Le développement de Fowler est important, mais la priorité demeure le Canadien de Montréal. Si Fowler peut être un meilleur deuxième gardien que Montembeault, il doit jouer à Montréal.
Montembeault n’a plus de pouvoir dans sa vie professionnelle.
Il lui reste une année à son contrat et sa valeur sur le marché est actuellement faible. Une équipe qui l’acquiert doit absorber 3,15 M$ pour un gardien qui sort d’une saison horrible et qui deviendra joueur autonome l’été prochain. Ce n’est pas exactement le genre d’actif pour lequel les directeurs généraux vont se battre.
The Hockey News estime justement que sa valeur est au plus bas. Le journaliste Michael DeRosa l’a placé parmi les gardiens à surveiller sur le marché des transactions, tout en soulignant que Montréal pourrait avoir de la difficulté à obtenir un retour important.
Et voilà pourquoi le ballottage devient une véritable possibilité.
Si Kent Hughes ne trouve pas de partenaire dans les prochaines semaines, Montréal déciderait de placer Montembeault au ballottage et de l’envoyer à Laval s’il n’est pas réclamé. Ce serait une chute spectaculaire pour un gardien qui, il n’y a pas si longtemps, était considéré comme le numéro un du Canadien.

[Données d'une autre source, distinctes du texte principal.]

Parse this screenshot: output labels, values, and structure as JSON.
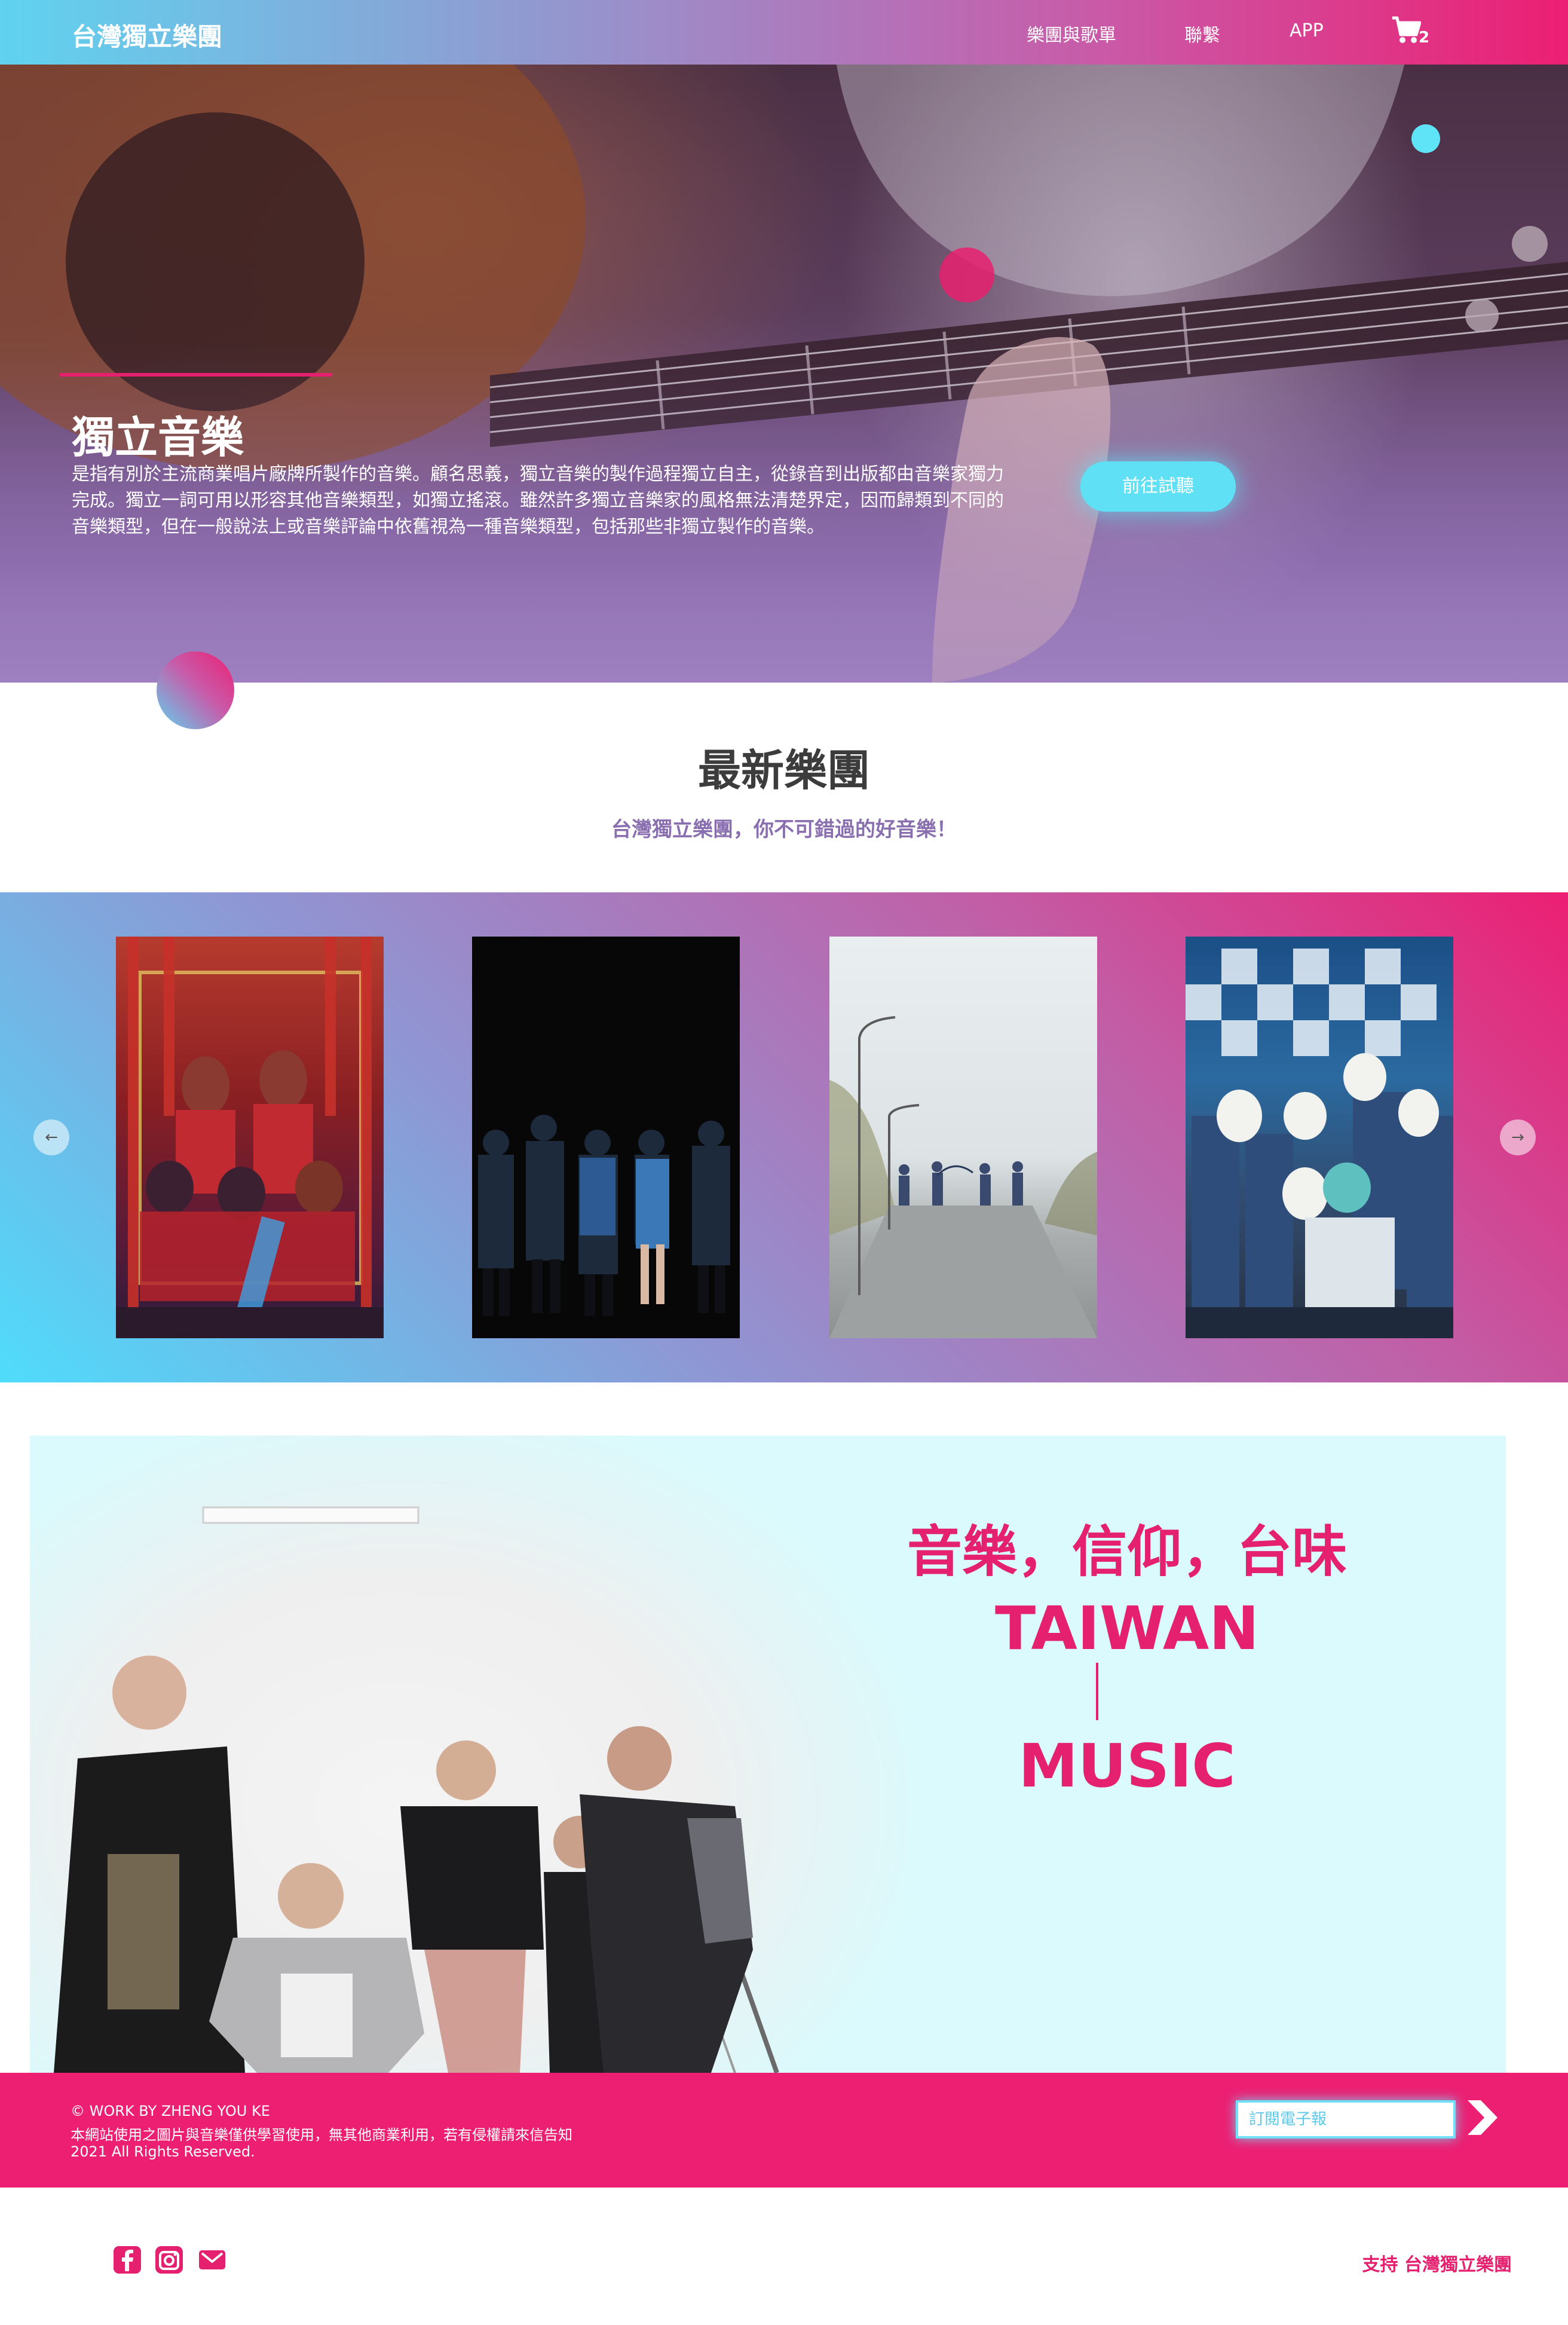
{
  "nav": {
    "brand": "台灣獨立樂團",
    "links": [
      "樂團與歌單",
      "聯繫",
      "APP"
    ],
    "cart_count": "2",
    "cart_icon": "cart-icon"
  },
  "hero": {
    "title": "獨立音樂",
    "description": "是指有別於主流商業唱片廠牌所製作的音樂。顧名思義，獨立音樂的製作過程獨立自主，從錄音到出版都由音樂家獨力完成。獨立一詞可用以形容其他音樂類型，如獨立搖滾。雖然許多獨立音樂家的風格無法清楚界定，因而歸類到不同的音樂類型，但在一般說法上或音樂評論中依舊視為一種音樂類型，包括那些非獨立製作的音樂。",
    "cta": "前往試聽"
  },
  "latest": {
    "title": "最新樂團",
    "subtitle": "台灣獨立樂團，你不可錯過的好音樂！",
    "prev_icon": "arrow-left-icon",
    "next_icon": "arrow-right-icon"
  },
  "feature": {
    "slogan": "音樂，信仰，台味",
    "line1": "TAIWAN",
    "line2": "MUSIC"
  },
  "footer": {
    "copyright": "© WORK BY ZHENG YOU KE",
    "notice": "本網站使用之圖片與音樂僅供學習使用，無其他商業利用，若有侵權請來信告知",
    "rights": "2021 All Rights Reserved.",
    "subscribe_placeholder": "訂閱電子報",
    "send_icon": "chevron-right-icon"
  },
  "bottom": {
    "support_prefix": "支持 ",
    "support_name": "台灣獨立樂團",
    "social_icons": [
      "facebook-icon",
      "instagram-icon",
      "mail-icon"
    ]
  },
  "colors": {
    "accent_pink": "#e5206e",
    "accent_cyan": "#5fe0f5",
    "purple": "#8a6fb0",
    "feature_bg": "#dafafd"
  }
}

Il faut toutefois surveiller Columbus.
Les Blue Jackets viennent de perdre Elvis Merzlikins pour une période indéterminée après une opération à une épaule. L’organisation a confirmé qu’il sera réévalué dans quelques semaines, sans fournir de date de retour. Jet Greaves demeure le numéro un, mais les Blue Jackets veulent trouver un numéro deux alors que Pheonix Copley est un gardien de la ligue américaine qui n'a pas la confiance du club.
Sur papier, Montembeault pourrait donc devenir une solution pour les Blue Jackets.
Sam est devenu l'option du désespoir.
Et pourtant, il fait son capricieux : Montembeault ne veut pas revivre un ménage à trois.
On peut comprendre sa frustration. Trois gardiens, trois horaires à gérer, trois joueurs qui veulent jouer régulièrement. Mais le problème est qu’aujourd’hui, Montembeault n'a pas le droit de fairee sa diva.
Dobeš a gagné sa place de numéro un. Fowler est un stud. Et Montembeault est un moins que rien aux yeux de Kent Hughes et Jeff Gorton.
C’est peut-être la partie la plus cruelle de cette histoire.
Ses caprices de bébé gâté ont irrité les dirigeants du CH au plus haut point.
Cela aurait facilité leur décision de l'envoyer au ballottage si une transaction n'est pas possible.
Se retrouver au ballottage avant de prendre l’autobus vers Laval si personne ne le réclame... disons que ça va le faire réfléchir sur son attitude de princesse.
Montembeault voulait éviter de se retrouver dans une situation où il devait partager son poste. Il va finalement perdre complètement son poste à Montréal.
Le Canadien n’a toutefois aucun intérêt à l’humilier. Mais le ballottage deviendra la seule solution tellement il pue au nex des autres DG.
Samuel Montembeault n’est plus seulement menacé de perdre son poste. Il est maintenant menacé de perdre sa dignité.